Nevertheless, there is a certain amount of sensitivity when it appears that a President may be trying to influence the commission’s decisions. When President Obama merely made public his views on net neutrality, the FCC chairman at the time, Tom Wheeler, caught flack from GOP lawmakers. And then there’s the notorious case of Richard Nixon’s secret desires to block license renewals for TV stations associated with the owners of the Washington Post, which was reporting aggressively on the Watergate scandal. Cronies of his attempted to challenge such licenses, but were ultimately unsuccessful.

“[President Trump] can’t override the decisions of the FCC,” said former Democratic FCC Commissioner Michael Copps, who is now a special adviser to the government transparency group Common Cause.
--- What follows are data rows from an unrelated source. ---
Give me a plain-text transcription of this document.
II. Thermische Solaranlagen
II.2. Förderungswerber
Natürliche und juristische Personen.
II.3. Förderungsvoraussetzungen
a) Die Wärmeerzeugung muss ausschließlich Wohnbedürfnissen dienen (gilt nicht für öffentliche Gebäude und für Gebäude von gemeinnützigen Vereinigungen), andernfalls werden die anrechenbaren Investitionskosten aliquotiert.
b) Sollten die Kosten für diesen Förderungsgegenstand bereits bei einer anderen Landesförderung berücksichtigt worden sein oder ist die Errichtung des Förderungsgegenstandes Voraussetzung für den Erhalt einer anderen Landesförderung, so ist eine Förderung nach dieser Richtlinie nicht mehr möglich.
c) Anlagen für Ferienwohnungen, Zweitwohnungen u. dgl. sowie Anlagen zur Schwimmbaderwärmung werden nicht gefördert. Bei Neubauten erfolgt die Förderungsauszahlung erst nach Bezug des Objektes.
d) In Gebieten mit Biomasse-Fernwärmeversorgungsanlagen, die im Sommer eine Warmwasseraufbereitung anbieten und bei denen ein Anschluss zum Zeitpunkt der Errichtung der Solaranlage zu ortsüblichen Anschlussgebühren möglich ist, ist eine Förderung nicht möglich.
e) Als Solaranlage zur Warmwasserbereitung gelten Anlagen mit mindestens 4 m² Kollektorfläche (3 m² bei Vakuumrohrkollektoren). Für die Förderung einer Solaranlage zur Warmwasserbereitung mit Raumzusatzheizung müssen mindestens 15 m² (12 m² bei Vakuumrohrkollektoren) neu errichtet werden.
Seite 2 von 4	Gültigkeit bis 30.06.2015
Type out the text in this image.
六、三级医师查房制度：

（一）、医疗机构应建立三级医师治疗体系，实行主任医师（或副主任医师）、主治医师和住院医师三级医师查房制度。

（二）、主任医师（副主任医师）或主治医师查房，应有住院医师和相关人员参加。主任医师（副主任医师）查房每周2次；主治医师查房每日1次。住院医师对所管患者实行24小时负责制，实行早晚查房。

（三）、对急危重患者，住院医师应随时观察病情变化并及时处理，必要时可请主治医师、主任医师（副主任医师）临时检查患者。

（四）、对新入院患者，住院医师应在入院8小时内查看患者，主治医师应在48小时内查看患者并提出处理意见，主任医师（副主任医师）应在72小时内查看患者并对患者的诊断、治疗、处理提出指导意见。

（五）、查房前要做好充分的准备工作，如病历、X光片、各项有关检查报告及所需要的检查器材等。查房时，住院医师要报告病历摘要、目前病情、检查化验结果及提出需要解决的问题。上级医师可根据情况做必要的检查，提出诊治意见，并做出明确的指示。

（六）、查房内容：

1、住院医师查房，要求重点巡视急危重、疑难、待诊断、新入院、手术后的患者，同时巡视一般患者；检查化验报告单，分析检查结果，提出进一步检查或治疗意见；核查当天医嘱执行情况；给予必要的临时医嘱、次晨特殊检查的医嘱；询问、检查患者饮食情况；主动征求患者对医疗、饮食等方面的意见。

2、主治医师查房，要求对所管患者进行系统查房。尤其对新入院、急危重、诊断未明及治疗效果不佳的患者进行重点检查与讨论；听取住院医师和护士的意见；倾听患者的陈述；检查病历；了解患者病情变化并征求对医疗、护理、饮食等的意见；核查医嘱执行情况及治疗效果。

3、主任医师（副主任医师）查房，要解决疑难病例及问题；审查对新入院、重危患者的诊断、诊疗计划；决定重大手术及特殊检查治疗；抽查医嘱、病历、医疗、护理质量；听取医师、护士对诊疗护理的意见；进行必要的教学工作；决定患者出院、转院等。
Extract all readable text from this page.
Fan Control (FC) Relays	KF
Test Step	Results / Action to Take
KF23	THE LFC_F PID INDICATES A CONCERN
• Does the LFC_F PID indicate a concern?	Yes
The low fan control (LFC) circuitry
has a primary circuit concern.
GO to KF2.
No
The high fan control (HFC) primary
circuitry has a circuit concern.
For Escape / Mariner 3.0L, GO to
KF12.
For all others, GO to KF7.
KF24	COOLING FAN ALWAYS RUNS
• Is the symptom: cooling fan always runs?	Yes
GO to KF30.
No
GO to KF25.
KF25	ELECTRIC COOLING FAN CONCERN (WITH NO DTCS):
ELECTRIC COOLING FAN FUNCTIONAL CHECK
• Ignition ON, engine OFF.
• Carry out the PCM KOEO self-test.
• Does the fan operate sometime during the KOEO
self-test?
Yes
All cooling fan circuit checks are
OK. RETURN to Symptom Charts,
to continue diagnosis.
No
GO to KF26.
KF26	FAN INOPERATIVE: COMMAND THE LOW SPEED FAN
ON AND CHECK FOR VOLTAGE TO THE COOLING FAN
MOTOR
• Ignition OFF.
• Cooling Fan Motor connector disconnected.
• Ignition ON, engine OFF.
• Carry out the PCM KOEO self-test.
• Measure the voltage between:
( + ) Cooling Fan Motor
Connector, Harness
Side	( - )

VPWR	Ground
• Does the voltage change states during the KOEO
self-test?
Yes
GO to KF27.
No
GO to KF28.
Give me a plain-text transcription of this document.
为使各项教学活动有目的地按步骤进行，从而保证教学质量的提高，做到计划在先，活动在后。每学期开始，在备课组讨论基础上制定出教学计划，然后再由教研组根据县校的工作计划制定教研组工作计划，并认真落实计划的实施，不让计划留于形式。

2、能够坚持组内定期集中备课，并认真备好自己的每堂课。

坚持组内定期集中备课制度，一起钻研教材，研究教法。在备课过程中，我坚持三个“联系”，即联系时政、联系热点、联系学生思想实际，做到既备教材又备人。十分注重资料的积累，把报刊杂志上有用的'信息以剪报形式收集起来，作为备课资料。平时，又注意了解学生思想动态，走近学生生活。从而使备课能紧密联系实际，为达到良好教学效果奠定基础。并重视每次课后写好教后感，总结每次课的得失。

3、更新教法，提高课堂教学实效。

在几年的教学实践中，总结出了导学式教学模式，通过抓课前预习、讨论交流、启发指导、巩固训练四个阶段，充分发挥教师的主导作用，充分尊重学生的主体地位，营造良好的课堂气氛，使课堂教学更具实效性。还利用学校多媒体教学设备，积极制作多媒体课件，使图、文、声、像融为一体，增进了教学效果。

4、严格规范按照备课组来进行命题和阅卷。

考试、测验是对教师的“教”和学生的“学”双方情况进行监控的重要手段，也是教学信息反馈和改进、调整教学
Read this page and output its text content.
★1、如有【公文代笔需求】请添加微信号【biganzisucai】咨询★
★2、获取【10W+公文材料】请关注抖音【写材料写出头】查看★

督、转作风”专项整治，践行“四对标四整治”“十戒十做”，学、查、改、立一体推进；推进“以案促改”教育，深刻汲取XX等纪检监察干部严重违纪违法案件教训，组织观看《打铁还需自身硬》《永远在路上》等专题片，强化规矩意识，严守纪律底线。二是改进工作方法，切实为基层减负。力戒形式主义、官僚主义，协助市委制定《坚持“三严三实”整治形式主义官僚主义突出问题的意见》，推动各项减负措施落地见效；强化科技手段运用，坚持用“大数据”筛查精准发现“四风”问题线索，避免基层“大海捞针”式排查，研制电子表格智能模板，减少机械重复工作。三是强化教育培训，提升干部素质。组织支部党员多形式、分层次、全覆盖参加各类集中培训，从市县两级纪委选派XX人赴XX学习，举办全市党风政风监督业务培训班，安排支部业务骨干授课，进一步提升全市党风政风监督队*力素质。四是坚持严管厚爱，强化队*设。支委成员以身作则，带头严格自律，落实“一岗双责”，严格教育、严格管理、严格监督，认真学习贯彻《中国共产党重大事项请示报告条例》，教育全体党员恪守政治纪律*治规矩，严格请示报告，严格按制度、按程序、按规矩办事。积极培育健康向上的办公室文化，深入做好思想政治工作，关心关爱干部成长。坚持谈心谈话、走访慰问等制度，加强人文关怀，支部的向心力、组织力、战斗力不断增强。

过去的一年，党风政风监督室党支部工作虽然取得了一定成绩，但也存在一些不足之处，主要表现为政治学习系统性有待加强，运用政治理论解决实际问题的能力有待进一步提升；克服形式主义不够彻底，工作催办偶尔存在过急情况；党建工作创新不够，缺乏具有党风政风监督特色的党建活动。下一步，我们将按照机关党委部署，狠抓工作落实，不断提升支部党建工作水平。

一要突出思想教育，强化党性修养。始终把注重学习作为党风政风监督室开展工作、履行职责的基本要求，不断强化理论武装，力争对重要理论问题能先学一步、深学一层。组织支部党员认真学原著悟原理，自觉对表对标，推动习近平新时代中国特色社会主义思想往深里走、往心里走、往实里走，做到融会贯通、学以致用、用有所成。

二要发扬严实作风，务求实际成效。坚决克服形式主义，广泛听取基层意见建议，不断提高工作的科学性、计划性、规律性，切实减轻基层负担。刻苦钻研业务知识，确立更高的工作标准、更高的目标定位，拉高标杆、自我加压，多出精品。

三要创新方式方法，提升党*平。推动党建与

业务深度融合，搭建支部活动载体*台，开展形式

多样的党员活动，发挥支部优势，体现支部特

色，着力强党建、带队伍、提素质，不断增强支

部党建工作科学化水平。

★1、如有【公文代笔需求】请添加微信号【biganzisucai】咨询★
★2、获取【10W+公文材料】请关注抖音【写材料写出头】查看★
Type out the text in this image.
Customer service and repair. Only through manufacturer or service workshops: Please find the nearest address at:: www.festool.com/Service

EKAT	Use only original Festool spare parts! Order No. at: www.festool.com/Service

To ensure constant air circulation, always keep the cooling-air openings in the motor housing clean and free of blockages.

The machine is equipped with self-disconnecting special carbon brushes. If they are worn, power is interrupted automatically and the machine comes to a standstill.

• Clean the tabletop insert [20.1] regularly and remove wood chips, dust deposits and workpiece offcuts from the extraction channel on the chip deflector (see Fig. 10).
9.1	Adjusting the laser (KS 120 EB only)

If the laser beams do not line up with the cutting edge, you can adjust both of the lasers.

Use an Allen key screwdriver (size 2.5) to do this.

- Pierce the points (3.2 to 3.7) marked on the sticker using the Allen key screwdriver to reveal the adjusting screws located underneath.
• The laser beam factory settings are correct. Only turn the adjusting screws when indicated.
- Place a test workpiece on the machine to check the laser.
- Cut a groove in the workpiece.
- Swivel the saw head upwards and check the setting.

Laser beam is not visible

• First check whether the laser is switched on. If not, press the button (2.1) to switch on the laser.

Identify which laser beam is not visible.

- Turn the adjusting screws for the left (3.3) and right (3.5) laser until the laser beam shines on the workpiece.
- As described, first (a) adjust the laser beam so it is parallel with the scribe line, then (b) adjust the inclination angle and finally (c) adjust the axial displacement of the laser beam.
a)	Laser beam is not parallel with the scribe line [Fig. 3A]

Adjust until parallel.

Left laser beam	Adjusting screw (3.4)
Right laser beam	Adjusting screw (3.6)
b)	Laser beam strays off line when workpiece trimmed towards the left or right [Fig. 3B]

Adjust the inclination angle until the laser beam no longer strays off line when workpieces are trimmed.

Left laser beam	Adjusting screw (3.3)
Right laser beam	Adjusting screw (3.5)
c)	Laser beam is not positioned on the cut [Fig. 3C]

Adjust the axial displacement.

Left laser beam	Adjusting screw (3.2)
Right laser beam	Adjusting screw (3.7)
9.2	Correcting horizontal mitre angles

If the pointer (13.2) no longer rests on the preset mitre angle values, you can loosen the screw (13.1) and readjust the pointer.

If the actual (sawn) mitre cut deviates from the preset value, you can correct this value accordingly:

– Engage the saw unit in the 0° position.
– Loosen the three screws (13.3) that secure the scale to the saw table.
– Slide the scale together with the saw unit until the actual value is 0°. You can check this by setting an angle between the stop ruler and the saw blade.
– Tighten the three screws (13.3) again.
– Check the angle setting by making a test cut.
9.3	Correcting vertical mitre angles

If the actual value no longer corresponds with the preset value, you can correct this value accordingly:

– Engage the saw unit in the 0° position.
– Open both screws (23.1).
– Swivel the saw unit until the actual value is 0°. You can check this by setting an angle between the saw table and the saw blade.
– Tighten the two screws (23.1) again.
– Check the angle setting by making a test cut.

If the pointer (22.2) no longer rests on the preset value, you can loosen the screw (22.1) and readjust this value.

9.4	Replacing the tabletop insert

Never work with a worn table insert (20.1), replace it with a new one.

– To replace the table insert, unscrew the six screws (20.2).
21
He pointed out, however, that a majority of the commissioners currently are Republican. “You worry about the opportunity of him to influence those people. Of course, they will always deny that, but it’s a pressure,” Copps said.

A spokesman for FCC did not return TPM’s request for comment. One of the commission’s Democrats tweeted in a response to Trump’s tweet “Not how it works” along with a link to the FCC’s broadcasting manual.

Regardless of whether Trump’s threat results in any consequential actions by the FCC, it might have a chilling effect, not just on NBC and other big networks, but also “over whatever remains of small and independent stations who might be disposed to sometimes to take a stand that the president doesn’t approve of it,” Copps said.

“They don’t have the resources or the lobbying impact that NBC or Fox or something like this. They’re little bitty players out there,” Copps said.